The United States of America has been blessed by many great scientists. One of these is Dr. William (Will) Happer, Professor Emeritus at Princeton.
William (Will) Happer, Professor Emeritus at Princeton, is one of the pioneers in the field of optically polarized atoms. He is also a gentleman and scholar in subjects having nothing to do with his primary fields of study and research which are Atomic and Nuclear Physics. Will Happer is a scientist and an expert on the world-wide effects of carbon dioxide (CO2) in the atmosphere. He believes those effects are positive and beneficial to plant and animal life, including human life. Those beliefs make him a target of the climate alarmist community.
Will Happer has been a leading member of JASON since 1976. JASON is a group of scientists and engineers who advise the federal government on matters of defense, intelligence, energy policy, and other technical problems. In a 1982 JASON summer study, he proposed to use a thin sodium layer in the upper atmosphere as a source of an artificial guide star to correct the “seeing” distortions in optical telescopes due to the effects of atmospheric turbulence. Today, most large optical telescopes use such laser guide-star systems based on his research. Methods to polarize nuclear spins by spin-exchange optical pumping, developed by Dr. Happer’s group have been used in electron scattering experiments at the Stanford Linear Accelerator Center and are now being used at the Thomas Jefferson National Accelerator Facility in a variety of nuclear physics experiments. His research has even reached into the field of medicine to include magnetic resonance imaging of the lungs. Since nuclear-spin-polarized noble gases are generally inert, they can be safely inhaled, leading to beautiful images of lung air spaces that could not be obtained by any other means. Dr. Happer and his collaborators started a company to commercialize this technology, which eventually became part of General Electric. Today, dozens of research groups in the world are exploring biological applications of nuclear spin polarized noble gases.
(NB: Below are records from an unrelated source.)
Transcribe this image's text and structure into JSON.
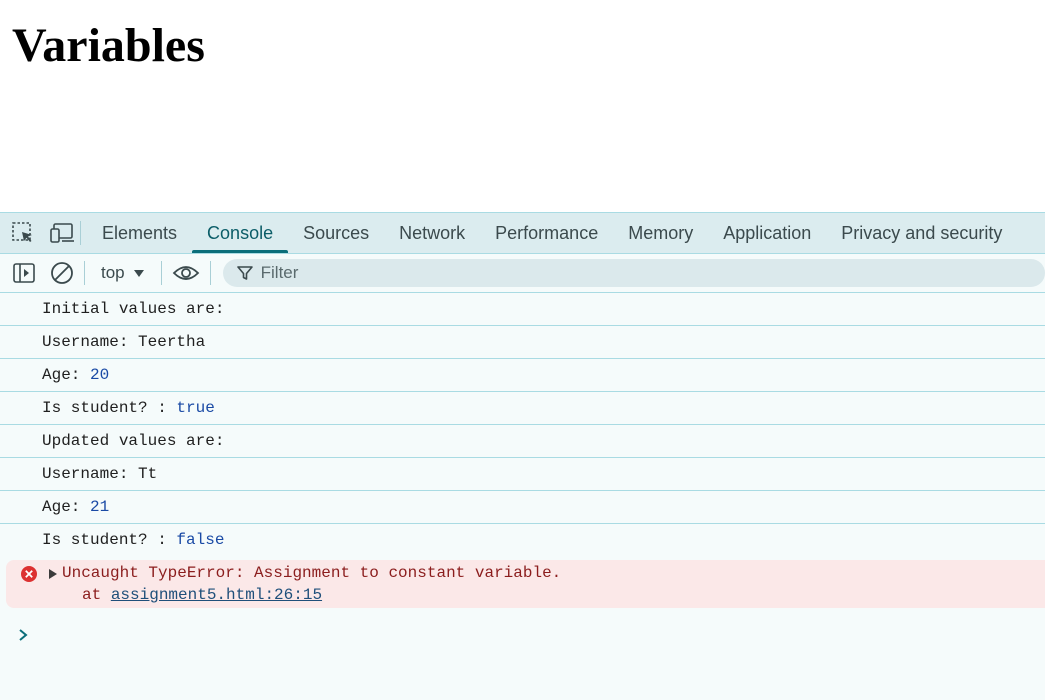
{
  "page": {
    "heading": "Variables"
  },
  "devtools": {
    "tabs": [
      {
        "label": "Elements"
      },
      {
        "label": "Console"
      },
      {
        "label": "Sources"
      },
      {
        "label": "Network"
      },
      {
        "label": "Performance"
      },
      {
        "label": "Memory"
      },
      {
        "label": "Application"
      },
      {
        "label": "Privacy and security"
      }
    ],
    "active_tab": "Console",
    "toolbar": {
      "context": "top",
      "filter_placeholder": "Filter"
    },
    "console": {
      "logs": [
        {
          "text": "Initial values are:",
          "value": ""
        },
        {
          "text": "Username: Teertha",
          "value": ""
        },
        {
          "text": "Age: ",
          "value": "20"
        },
        {
          "text": "Is student? : ",
          "value": "true"
        },
        {
          "text": "Updated values are:",
          "value": ""
        },
        {
          "text": "Username: Tt",
          "value": ""
        },
        {
          "text": "Age: ",
          "value": "21"
        },
        {
          "text": "Is student? : ",
          "value": "false"
        }
      ],
      "error": {
        "message": "Uncaught TypeError: Assignment to constant variable.",
        "at_prefix": "at ",
        "location": "assignment5.html:26:15"
      }
    }
  }
}
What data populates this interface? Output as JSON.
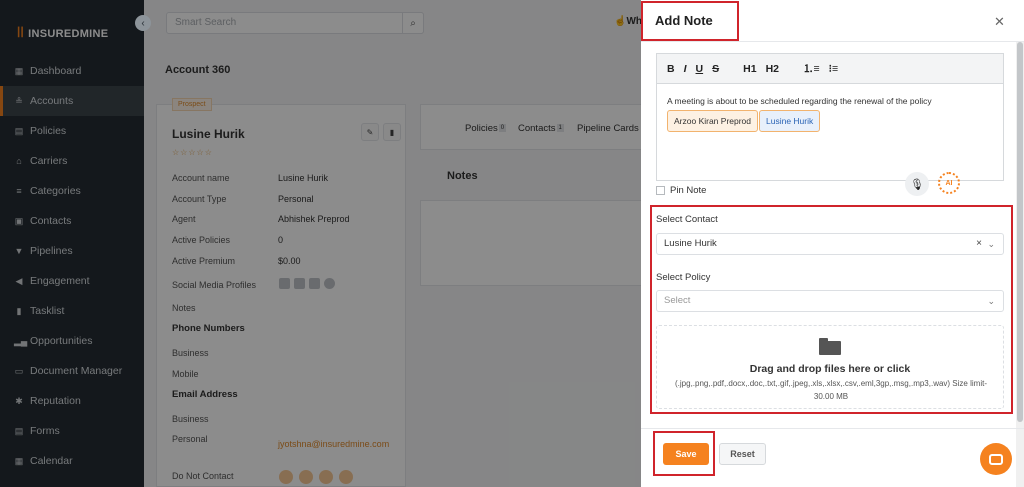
{
  "sidebar": {
    "logo": "INSUREDMINE",
    "items": [
      {
        "label": "Dashboard",
        "icon": "dashboard-icon"
      },
      {
        "label": "Accounts",
        "icon": "accounts-icon"
      },
      {
        "label": "Policies",
        "icon": "policies-icon"
      },
      {
        "label": "Carriers",
        "icon": "carriers-icon"
      },
      {
        "label": "Categories",
        "icon": "categories-icon"
      },
      {
        "label": "Contacts",
        "icon": "contacts-icon"
      },
      {
        "label": "Pipelines",
        "icon": "pipelines-icon"
      },
      {
        "label": "Engagement",
        "icon": "engagement-icon"
      },
      {
        "label": "Tasklist",
        "icon": "tasklist-icon"
      },
      {
        "label": "Opportunities",
        "icon": "opportunities-icon"
      },
      {
        "label": "Document Manager",
        "icon": "document-manager-icon"
      },
      {
        "label": "Reputation",
        "icon": "reputation-icon"
      },
      {
        "label": "Forms",
        "icon": "forms-icon"
      },
      {
        "label": "Calendar",
        "icon": "calendar-icon"
      }
    ],
    "active_item": "Accounts"
  },
  "header": {
    "search_placeholder": "Smart Search",
    "whats_new": "Wh"
  },
  "account": {
    "page_title": "Account 360",
    "badge": "Prospect",
    "name": "Lusine Hurik",
    "stars": "☆☆☆☆☆",
    "fields": [
      {
        "label": "Account name",
        "value": "Lusine Hurik"
      },
      {
        "label": "Account Type",
        "value": "Personal"
      },
      {
        "label": "Agent",
        "value": "Abhishek Preprod"
      },
      {
        "label": "Active Policies",
        "value": "0"
      },
      {
        "label": "Active Premium",
        "value": "$0.00"
      }
    ],
    "social_label": "Social Media Profiles",
    "notes_label": "Notes",
    "phone_heading": "Phone Numbers",
    "phone_business": "Business",
    "phone_mobile": "Mobile",
    "email_heading": "Email Address",
    "email_business": "Business",
    "email_personal_label": "Personal",
    "email_personal": "jyotshna@insuredmine.com",
    "do_not_contact": "Do Not Contact"
  },
  "tabs": [
    {
      "label": "Policies",
      "count": "0"
    },
    {
      "label": "Contacts",
      "count": "1"
    },
    {
      "label": "Pipeline Cards",
      "count": ""
    }
  ],
  "notes_heading": "Notes",
  "modal": {
    "title": "Add Note",
    "toolbar": [
      "B",
      "I",
      "U",
      "S",
      "H1",
      "H2",
      "ol",
      "ul"
    ],
    "editor_text": "A meeting is about to be scheduled regarding the renewal of the policy",
    "mentions": [
      "Arzoo Kiran Preprod",
      "Lusine Hurik"
    ],
    "pin_note": "Pin Note",
    "ai_label": "AI",
    "select_contact_label": "Select Contact",
    "select_contact_value": "Lusine Hurik",
    "select_policy_label": "Select Policy",
    "select_policy_placeholder": "Select",
    "drop_title": "Drag and drop files here or click",
    "drop_formats": "(.jpg,.png,.pdf,.docx,.doc,.txt,.gif,.jpeg,.xls,.xlsx,.csv,.eml,3gp,.msg,.mp3,.wav) Size limit- 30.00 MB",
    "save_label": "Save",
    "reset_label": "Reset"
  },
  "colors": {
    "accent": "#f5821f",
    "sidebar_bg": "#262d33",
    "highlight_red": "#d0242b"
  }
}
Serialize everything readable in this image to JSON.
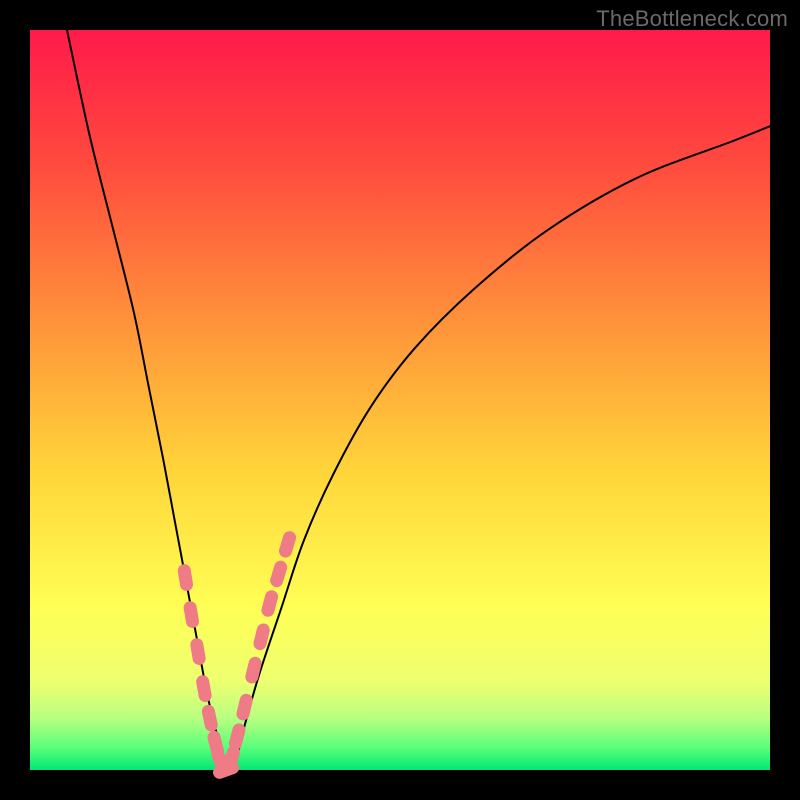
{
  "watermark": "TheBottleneck.com",
  "colors": {
    "frame": "#000000",
    "curve": "#000000",
    "marker_fill": "#ee7b86",
    "marker_stroke": "#ee7b86",
    "gradient_stops": [
      {
        "pct": 0,
        "color": "#ff1a4a"
      },
      {
        "pct": 18,
        "color": "#ff4a3e"
      },
      {
        "pct": 40,
        "color": "#ff943a"
      },
      {
        "pct": 60,
        "color": "#ffd63a"
      },
      {
        "pct": 78,
        "color": "#ffff55"
      },
      {
        "pct": 88,
        "color": "#eeff70"
      },
      {
        "pct": 93,
        "color": "#b8ff80"
      },
      {
        "pct": 97,
        "color": "#5aff7a"
      },
      {
        "pct": 100,
        "color": "#00e874"
      }
    ]
  },
  "chart_data": {
    "type": "line",
    "title": "",
    "xlabel": "",
    "ylabel": "",
    "xlim": [
      0,
      100
    ],
    "ylim": [
      0,
      100
    ],
    "note": "V-shaped bottleneck curve. x is normalized across plot width; y is bottleneck percentage (0 at bottom, 100 at top). Values estimated from pixel positions.",
    "series": [
      {
        "name": "bottleneck-curve",
        "x": [
          5,
          8,
          11,
          14,
          16,
          18,
          19.5,
          21,
          22.5,
          24,
          25.5,
          27,
          28,
          29,
          31,
          34,
          37,
          41,
          46,
          52,
          60,
          70,
          82,
          95,
          100
        ],
        "y": [
          100,
          86,
          74,
          62,
          52,
          42,
          34,
          26,
          18,
          10,
          4,
          0,
          2,
          6,
          13,
          22,
          31,
          40,
          49,
          57,
          65,
          73,
          80,
          85,
          87
        ]
      }
    ],
    "markers": {
      "name": "highlighted-points",
      "note": "Pink capsule markers clustered near the minimum on both arms of the V.",
      "x": [
        21.0,
        21.8,
        22.7,
        23.5,
        24.3,
        25.1,
        25.8,
        26.5,
        27.2,
        28.0,
        29.0,
        30.2,
        31.3,
        32.4,
        33.6,
        34.8
      ],
      "y": [
        26.0,
        21.0,
        16.0,
        11.0,
        7.0,
        3.5,
        1.0,
        0.0,
        1.5,
        4.5,
        8.5,
        13.5,
        18.0,
        22.5,
        26.5,
        30.5
      ]
    }
  }
}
From 1987 to 1990, Dr. Happer served as chair of the steering committee of JASON. At Princeton, he served as the chair of the University Research Board from 1995 to 2005. He has published over 200 scientific papers. He is a fellow of the American Physical Society and American Association for the Advancement of Science, and a member of the American Academy of Arts and Sciences, the National Academy of Sciences, and the American Philosophical Society.
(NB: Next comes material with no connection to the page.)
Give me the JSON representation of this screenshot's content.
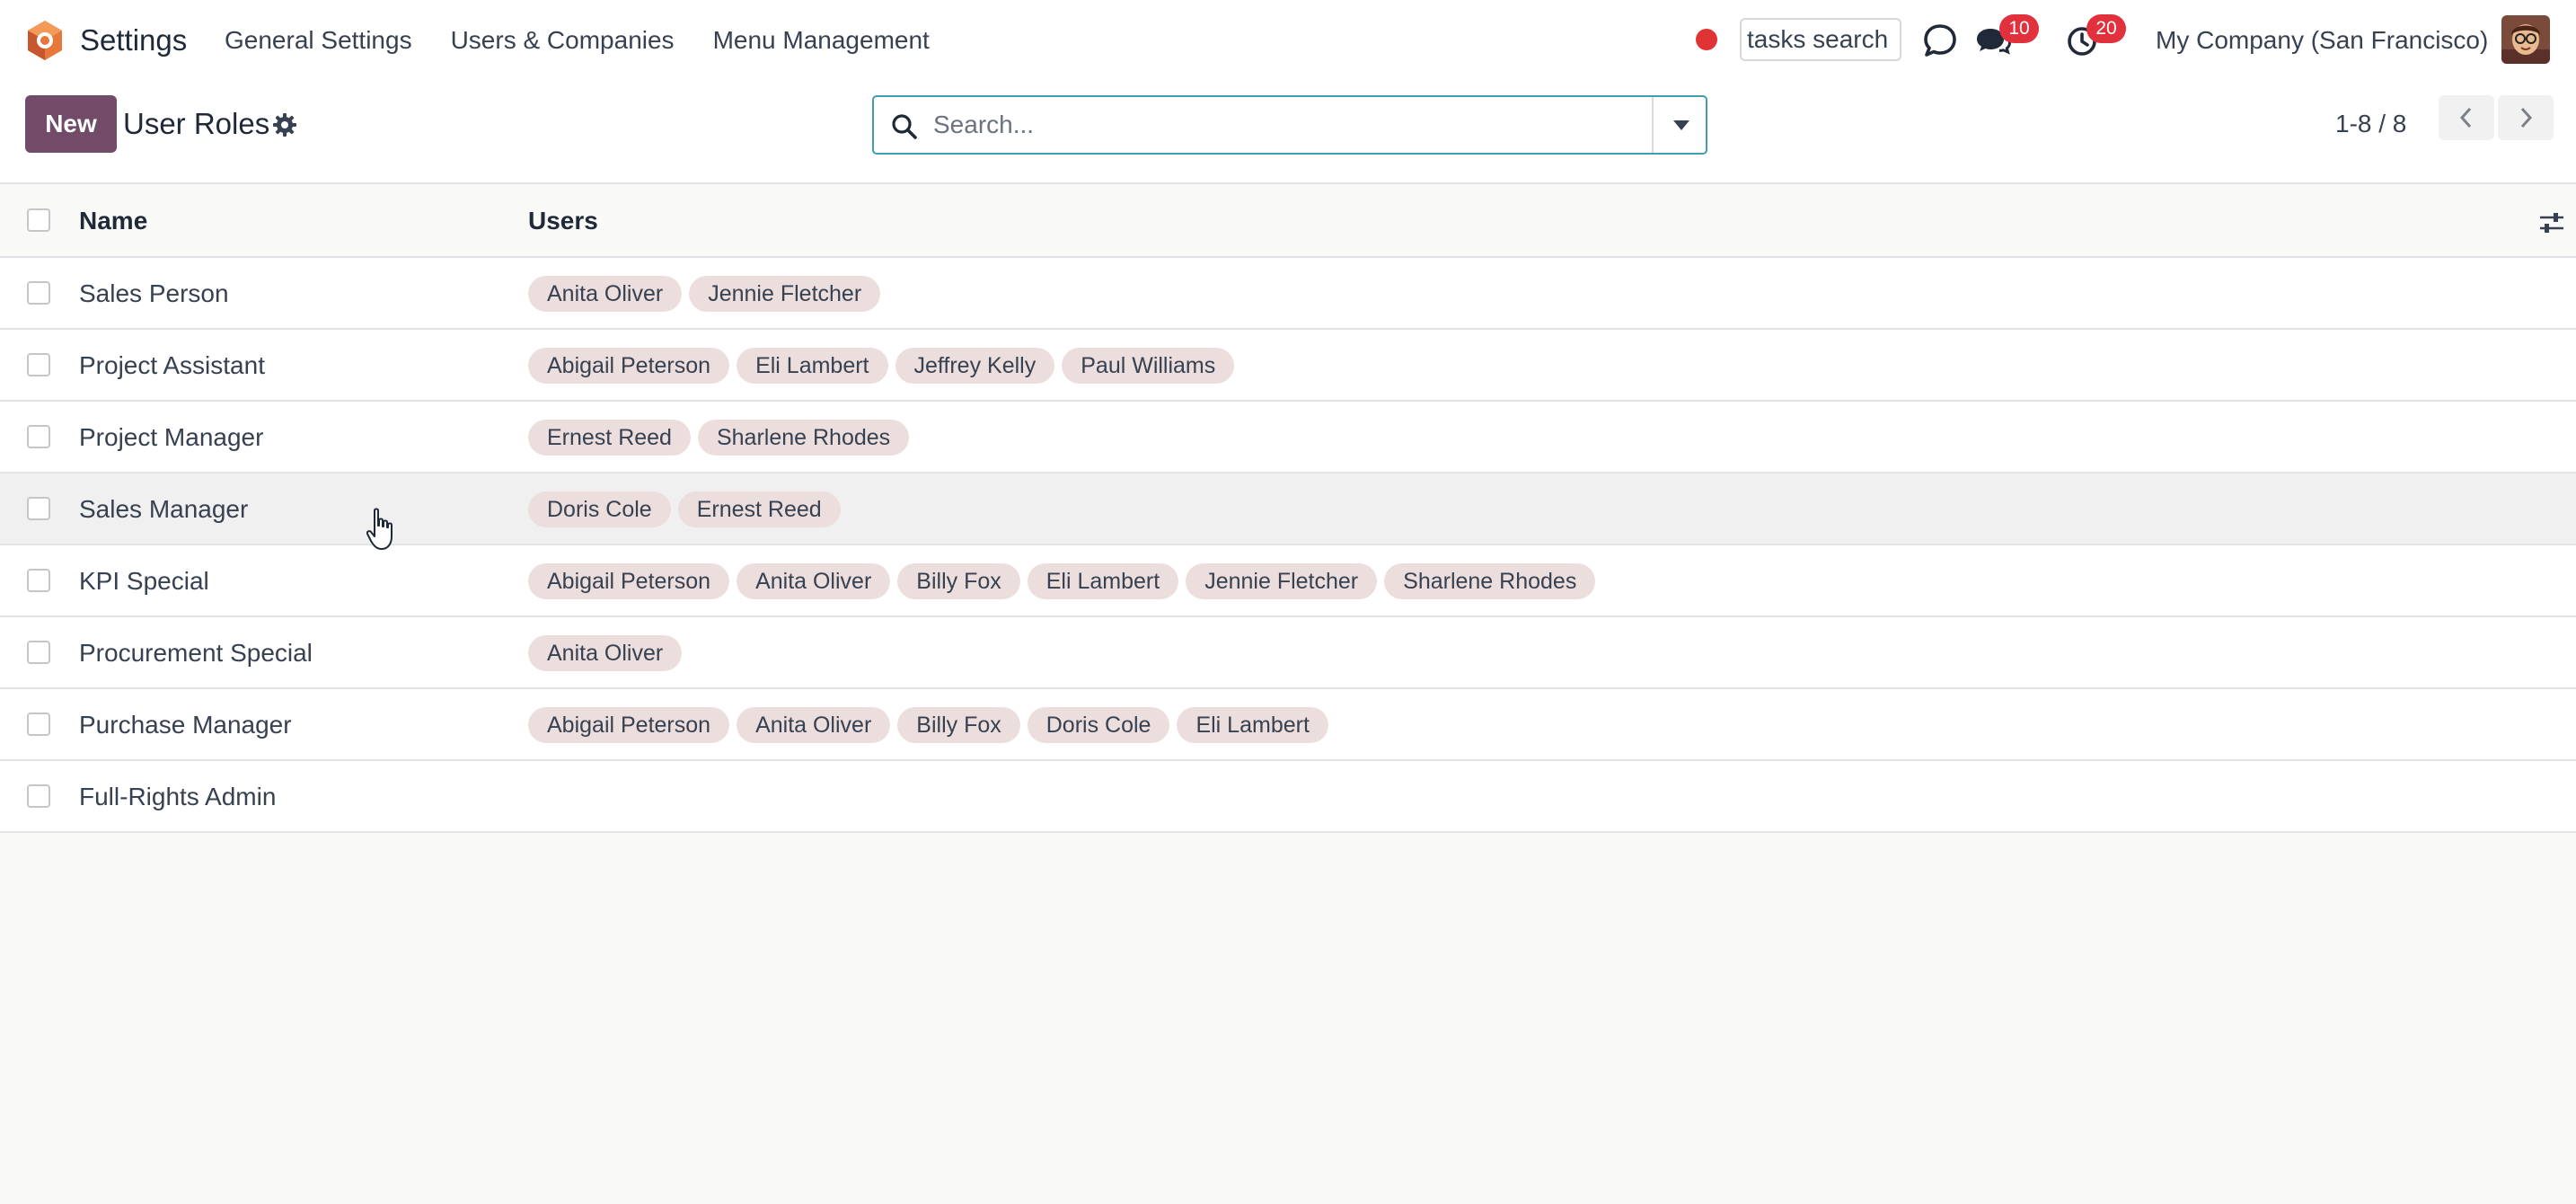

From 1991 to 1993, Dr. Happer served in President George H. W. Bush’s administration as the Director of Energy Research in the Department of Energy, where he oversaw a basic research budget of roughly $3 billion. His responsibilities included directing much of the federal funding for high energy and nuclear physics, materials science, magnetic confinement fusion, environmental science, the human genome project, and other areas. He was dismissed from the Department of Energy in 1993 by the Clinton Administration after disagreements with then Vice President, Al Gore, a proponent of anthropogenic global warming, now called catastrophic climate change by the climate alarmist community and the mainstream media. In 2018, President Donald Trump appointed him to the National Security Council as the Senior Director for Emerging Technologies. In addition to other work during his one-year service at the White House, he argued, unsuccessfully, for an expert review of the hypothesis that human-caused carbon dioxide emissions could cause catastrophic climate change. More recently, Dr. Happer chaired the National Research Council’s standing committee on improvised explosive devices. He is a founder and active member of the CO2 Coalition.
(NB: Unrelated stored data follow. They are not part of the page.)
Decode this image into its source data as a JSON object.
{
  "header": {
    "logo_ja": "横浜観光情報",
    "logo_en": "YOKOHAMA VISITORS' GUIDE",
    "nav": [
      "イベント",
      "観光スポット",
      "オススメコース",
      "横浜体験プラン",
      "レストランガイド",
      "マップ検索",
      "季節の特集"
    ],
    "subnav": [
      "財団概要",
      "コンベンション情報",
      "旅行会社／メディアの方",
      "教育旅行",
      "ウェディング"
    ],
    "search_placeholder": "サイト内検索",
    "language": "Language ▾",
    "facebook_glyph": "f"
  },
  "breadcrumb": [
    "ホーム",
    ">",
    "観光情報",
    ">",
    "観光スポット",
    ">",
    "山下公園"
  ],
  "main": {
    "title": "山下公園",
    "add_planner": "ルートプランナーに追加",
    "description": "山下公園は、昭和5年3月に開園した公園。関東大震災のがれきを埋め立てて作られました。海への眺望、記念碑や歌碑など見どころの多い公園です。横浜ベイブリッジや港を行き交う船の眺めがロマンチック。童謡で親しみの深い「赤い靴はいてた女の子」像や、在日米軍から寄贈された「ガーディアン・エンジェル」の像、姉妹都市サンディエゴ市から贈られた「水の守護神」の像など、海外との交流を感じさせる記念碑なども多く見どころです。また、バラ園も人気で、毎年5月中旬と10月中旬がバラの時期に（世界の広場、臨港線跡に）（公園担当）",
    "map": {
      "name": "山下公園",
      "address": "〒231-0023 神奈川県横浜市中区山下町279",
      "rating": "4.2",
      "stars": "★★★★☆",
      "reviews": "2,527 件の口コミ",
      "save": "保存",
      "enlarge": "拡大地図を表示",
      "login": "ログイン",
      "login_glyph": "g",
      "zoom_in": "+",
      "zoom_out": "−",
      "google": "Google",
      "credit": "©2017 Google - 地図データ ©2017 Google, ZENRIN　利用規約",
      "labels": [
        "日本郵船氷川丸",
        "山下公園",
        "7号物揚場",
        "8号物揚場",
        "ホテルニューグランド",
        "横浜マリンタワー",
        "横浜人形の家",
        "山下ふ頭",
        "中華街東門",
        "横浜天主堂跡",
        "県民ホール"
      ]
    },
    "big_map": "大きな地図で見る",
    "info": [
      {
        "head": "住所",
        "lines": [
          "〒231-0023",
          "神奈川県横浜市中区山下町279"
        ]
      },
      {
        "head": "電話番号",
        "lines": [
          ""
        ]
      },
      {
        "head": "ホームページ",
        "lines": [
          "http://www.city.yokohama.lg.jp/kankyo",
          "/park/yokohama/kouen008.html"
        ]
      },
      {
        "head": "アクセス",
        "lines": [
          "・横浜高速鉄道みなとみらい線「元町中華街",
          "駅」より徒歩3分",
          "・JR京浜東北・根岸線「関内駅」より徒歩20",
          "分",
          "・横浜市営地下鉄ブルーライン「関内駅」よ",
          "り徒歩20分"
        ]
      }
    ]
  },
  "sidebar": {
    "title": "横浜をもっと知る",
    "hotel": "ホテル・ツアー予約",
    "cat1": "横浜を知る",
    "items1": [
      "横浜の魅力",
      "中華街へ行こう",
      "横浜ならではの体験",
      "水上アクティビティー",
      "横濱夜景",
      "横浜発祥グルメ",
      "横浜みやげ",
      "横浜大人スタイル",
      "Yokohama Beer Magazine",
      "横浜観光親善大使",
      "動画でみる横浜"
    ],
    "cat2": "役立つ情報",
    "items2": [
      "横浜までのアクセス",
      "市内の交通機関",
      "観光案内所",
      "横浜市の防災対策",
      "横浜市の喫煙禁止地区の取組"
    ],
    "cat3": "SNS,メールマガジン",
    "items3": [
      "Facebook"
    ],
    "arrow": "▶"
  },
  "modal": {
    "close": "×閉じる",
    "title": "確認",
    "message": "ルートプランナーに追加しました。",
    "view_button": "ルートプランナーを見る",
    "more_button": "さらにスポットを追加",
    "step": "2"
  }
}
William Happer was born in Vellore, India, on July 27, 1939. He and his mother, Gladys Morgan Happer, a medical missionary, soon came back to the United States while his father, Colonel William Happer, a physician, served with the Indian Army in the Middle East and North Africa during World War II. Will was on one of the few ships from India to the United States that was not sunk by GermanU-boats. Near the end of the war, he lived in Oak Ridge, Tennessee, where his mother served as the first medical doctor at the Oak Ridge National Laboratory, a part of the Manhattan Project. Happer’s uncle, Karl Ziegler Morgan, was one of the first physicists to join the Manhattan Project in Oak Ridge, Tennessee. He was put in charge of protecting the workers from radiation. Later, Karl Morgan would be known as the “Father of Health Physics.” The excitement of this childhood experience led to Will Happer’s career in physics.
William Happer PhD is an American hero, a gentleman and an outstanding scientist. He is an American Emeritus.